As customers continue to consolidate multiple AI workloads (and multiple AI data pipelines) onto the same WEKA system, they are asking for more granular controls to help reduce the impact of one workflow over another. To enable better sharing of resources, we now offer client side QoS to throttle bandwidth from any client into the Weka system. When you combine this QoS functionality with granular capacity quotas and organizational role restrictions, you have a powerful set of tools to help manage resources on the Weka system.

Sharing Data Across Protocols Equally

A true data platform should be able to deliver the best support for multiple types of workloads without the need for tuning, re-configuration, or partitioning your system. Storage systems, on the other hand, are usually architected to excel in a limited number of performance dimensions while others languish, requiring different storage arrays for different workloads. The WEKA Data Platform performs across all dimensions without the need for tuning or re-configuration for multiple workloads across the entire data pipeline.

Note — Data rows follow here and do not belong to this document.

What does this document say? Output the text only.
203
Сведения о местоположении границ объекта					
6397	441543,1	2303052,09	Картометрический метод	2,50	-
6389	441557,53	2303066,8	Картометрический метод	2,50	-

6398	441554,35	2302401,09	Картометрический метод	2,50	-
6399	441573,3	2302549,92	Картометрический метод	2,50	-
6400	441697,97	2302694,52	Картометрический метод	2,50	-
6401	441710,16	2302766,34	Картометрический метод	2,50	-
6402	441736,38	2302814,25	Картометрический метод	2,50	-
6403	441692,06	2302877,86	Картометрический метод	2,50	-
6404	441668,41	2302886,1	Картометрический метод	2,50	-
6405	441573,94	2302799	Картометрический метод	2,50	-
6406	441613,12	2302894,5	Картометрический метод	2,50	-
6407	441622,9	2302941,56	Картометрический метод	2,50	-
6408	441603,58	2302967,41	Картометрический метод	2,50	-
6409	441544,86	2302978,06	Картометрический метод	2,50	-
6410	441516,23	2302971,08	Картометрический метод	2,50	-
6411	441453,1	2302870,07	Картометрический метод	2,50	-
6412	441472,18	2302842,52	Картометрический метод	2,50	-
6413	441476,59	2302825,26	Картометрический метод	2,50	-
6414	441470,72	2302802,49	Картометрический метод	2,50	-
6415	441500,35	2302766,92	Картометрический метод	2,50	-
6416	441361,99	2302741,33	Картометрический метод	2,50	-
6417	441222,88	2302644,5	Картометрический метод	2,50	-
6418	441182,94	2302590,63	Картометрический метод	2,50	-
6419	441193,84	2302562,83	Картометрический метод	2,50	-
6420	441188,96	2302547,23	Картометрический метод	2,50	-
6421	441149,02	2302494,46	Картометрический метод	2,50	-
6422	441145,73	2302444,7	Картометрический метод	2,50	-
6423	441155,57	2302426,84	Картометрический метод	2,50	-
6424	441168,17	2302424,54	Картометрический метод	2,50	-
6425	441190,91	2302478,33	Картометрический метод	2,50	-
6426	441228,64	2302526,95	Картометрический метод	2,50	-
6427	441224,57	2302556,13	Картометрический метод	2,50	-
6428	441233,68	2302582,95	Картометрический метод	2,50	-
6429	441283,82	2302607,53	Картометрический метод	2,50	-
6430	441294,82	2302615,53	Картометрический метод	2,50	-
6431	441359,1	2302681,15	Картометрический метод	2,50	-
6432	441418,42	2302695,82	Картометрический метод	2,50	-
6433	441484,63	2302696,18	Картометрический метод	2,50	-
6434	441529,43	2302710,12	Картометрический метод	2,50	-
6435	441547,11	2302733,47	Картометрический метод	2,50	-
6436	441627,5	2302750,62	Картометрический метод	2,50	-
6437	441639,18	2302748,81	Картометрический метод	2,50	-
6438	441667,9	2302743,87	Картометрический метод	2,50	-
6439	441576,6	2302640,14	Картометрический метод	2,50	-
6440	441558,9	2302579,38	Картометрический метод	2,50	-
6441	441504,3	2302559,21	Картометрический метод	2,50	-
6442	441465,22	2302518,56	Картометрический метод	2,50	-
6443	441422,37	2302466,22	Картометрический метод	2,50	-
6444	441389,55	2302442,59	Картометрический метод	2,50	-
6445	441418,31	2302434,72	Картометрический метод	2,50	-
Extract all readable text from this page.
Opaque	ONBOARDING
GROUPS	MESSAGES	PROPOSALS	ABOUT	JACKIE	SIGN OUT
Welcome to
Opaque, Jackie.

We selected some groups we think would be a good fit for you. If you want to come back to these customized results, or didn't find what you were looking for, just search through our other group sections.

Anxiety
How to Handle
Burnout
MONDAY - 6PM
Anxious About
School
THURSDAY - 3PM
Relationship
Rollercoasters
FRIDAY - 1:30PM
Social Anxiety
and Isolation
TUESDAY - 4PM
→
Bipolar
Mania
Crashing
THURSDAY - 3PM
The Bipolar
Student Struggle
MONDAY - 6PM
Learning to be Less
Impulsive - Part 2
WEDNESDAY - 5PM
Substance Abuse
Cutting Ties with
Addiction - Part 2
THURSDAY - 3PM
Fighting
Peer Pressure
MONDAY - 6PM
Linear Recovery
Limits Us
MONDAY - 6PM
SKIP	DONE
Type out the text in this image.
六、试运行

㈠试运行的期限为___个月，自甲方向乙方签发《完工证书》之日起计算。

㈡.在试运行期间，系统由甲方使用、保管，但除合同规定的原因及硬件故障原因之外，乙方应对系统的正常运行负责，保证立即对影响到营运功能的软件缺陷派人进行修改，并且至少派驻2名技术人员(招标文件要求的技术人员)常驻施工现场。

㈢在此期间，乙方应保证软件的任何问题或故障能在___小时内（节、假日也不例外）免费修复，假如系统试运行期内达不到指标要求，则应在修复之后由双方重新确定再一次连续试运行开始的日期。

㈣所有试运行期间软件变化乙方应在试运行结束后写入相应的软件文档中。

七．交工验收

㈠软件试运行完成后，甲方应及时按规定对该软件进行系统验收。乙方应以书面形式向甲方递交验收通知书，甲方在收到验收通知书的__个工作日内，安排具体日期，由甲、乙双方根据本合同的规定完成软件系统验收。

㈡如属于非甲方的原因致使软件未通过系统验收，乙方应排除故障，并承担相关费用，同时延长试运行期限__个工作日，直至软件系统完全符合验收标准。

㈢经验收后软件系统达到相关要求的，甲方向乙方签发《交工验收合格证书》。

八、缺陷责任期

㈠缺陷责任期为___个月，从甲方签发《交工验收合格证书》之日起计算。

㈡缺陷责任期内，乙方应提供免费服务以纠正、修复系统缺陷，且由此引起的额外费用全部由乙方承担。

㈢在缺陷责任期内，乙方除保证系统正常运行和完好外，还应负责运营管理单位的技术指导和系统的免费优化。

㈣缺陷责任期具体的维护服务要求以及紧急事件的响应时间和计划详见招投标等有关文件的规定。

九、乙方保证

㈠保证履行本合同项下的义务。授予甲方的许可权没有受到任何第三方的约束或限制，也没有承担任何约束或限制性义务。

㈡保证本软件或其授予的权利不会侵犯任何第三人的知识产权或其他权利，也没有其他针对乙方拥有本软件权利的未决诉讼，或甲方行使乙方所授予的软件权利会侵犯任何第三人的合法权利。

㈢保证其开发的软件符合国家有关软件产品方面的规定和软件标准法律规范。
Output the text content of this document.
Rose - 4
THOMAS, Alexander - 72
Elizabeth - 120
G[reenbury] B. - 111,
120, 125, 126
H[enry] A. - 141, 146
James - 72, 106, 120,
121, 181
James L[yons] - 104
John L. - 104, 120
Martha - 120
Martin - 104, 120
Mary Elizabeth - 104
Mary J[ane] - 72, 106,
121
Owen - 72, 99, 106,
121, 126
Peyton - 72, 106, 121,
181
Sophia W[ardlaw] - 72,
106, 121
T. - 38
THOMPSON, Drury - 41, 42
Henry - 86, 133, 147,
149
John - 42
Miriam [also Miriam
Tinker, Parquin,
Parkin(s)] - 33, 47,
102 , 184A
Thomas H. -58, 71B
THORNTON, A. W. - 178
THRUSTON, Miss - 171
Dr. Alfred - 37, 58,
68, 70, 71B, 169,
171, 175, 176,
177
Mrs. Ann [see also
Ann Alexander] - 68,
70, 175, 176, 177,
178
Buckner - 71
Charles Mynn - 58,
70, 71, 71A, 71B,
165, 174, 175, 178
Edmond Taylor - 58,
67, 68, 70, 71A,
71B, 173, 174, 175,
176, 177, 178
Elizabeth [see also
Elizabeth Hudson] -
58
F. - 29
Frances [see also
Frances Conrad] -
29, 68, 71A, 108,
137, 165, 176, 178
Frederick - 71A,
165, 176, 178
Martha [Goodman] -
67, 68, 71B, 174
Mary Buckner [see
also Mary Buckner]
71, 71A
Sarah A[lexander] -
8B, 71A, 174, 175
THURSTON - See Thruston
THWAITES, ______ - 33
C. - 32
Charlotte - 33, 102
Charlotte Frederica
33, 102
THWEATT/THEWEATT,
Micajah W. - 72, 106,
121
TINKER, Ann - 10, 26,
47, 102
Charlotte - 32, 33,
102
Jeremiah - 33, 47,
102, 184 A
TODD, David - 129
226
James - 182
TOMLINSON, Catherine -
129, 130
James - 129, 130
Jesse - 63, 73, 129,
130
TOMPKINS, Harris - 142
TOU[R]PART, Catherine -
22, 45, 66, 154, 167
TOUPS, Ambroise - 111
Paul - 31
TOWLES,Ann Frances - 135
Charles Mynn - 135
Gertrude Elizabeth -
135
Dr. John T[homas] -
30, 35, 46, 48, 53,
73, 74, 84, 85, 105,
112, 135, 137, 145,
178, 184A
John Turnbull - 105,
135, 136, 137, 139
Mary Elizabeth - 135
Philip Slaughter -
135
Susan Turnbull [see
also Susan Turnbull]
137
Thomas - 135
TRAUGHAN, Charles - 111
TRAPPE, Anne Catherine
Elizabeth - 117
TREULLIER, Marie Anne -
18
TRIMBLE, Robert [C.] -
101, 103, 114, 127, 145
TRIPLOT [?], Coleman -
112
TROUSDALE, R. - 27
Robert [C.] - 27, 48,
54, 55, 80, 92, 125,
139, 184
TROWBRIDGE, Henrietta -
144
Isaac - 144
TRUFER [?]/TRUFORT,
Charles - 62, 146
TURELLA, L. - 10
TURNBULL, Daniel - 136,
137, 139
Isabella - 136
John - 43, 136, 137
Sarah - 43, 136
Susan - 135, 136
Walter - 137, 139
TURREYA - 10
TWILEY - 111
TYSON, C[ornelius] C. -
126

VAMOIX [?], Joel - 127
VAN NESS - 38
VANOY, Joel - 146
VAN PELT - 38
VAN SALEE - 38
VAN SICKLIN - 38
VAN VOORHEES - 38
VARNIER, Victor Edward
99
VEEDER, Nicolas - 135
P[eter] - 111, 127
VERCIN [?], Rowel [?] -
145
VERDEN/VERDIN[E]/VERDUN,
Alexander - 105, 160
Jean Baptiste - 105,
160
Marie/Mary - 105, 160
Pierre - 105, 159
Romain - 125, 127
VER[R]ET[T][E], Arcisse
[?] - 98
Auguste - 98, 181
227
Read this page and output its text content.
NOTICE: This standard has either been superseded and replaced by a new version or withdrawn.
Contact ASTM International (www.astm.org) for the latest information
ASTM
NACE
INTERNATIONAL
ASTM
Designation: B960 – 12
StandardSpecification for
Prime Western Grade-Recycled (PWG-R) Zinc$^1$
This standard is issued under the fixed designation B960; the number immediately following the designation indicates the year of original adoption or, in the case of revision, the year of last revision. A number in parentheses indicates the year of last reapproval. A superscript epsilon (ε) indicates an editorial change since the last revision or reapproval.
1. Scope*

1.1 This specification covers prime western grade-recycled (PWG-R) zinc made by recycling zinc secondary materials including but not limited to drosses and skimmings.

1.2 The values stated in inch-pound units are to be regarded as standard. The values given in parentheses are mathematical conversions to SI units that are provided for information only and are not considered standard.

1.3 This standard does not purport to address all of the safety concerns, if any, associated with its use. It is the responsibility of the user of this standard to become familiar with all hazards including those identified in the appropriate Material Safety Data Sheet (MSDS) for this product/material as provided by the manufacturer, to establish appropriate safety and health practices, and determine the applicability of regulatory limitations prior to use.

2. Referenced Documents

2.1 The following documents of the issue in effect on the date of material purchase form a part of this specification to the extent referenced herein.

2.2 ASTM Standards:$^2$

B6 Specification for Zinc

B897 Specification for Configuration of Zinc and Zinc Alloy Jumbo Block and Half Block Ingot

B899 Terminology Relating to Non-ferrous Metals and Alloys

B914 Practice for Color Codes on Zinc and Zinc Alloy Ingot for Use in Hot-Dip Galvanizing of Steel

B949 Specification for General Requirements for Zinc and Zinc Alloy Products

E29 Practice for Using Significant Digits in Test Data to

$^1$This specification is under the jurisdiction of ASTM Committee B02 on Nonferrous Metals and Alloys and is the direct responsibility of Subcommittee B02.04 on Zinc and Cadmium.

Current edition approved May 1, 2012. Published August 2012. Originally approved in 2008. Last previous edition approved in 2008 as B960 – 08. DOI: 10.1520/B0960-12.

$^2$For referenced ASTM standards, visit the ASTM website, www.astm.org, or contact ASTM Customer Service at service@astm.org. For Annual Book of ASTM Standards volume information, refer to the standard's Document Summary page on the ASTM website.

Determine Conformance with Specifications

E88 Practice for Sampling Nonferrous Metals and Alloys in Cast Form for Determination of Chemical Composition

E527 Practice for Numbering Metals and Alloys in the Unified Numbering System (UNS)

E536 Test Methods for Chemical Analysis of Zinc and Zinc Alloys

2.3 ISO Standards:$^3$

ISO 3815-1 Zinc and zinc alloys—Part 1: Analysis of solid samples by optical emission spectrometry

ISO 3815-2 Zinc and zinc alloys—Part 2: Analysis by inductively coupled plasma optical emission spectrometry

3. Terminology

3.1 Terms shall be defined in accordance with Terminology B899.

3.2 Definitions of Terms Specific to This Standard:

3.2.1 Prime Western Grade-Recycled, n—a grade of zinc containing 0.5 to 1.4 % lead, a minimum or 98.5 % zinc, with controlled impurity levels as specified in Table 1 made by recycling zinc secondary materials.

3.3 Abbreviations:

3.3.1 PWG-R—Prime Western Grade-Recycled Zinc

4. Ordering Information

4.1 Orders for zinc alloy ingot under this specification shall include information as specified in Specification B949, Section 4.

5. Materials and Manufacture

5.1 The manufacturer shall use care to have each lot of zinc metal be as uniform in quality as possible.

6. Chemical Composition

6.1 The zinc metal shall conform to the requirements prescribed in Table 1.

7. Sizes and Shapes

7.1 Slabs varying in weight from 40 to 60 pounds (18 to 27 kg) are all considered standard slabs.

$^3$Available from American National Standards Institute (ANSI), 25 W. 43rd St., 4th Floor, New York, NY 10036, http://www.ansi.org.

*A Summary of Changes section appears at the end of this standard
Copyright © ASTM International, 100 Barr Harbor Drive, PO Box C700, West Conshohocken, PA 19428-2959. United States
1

With WEKA 3.14, our multiprotocol support gets even better with interoperability for S3 workloads. We now support the creation of S3 buckets in multiple file systems and the ability to create an S3 bucket from an existing file system sharing quotas and user IDs. We already offer the ability to share the same filesystem across other protocols such as NFS, SMB, and POSIX.

“Pi” for Now

The patterns and uniqueness of Pi can seem arbitrary and daunting just like the information trapped within your data. At WEKA, we find the limitless equations Pi presents to be exciting – harnessing its infinite potential with AI and ML represents the next frontier for innovation and business transformation. We believe the way to do this is through the power of artificial intelligence and machine learning. And with every release, we strive to better help our customers organize and make sense of infinite amounts of their seemingly random data.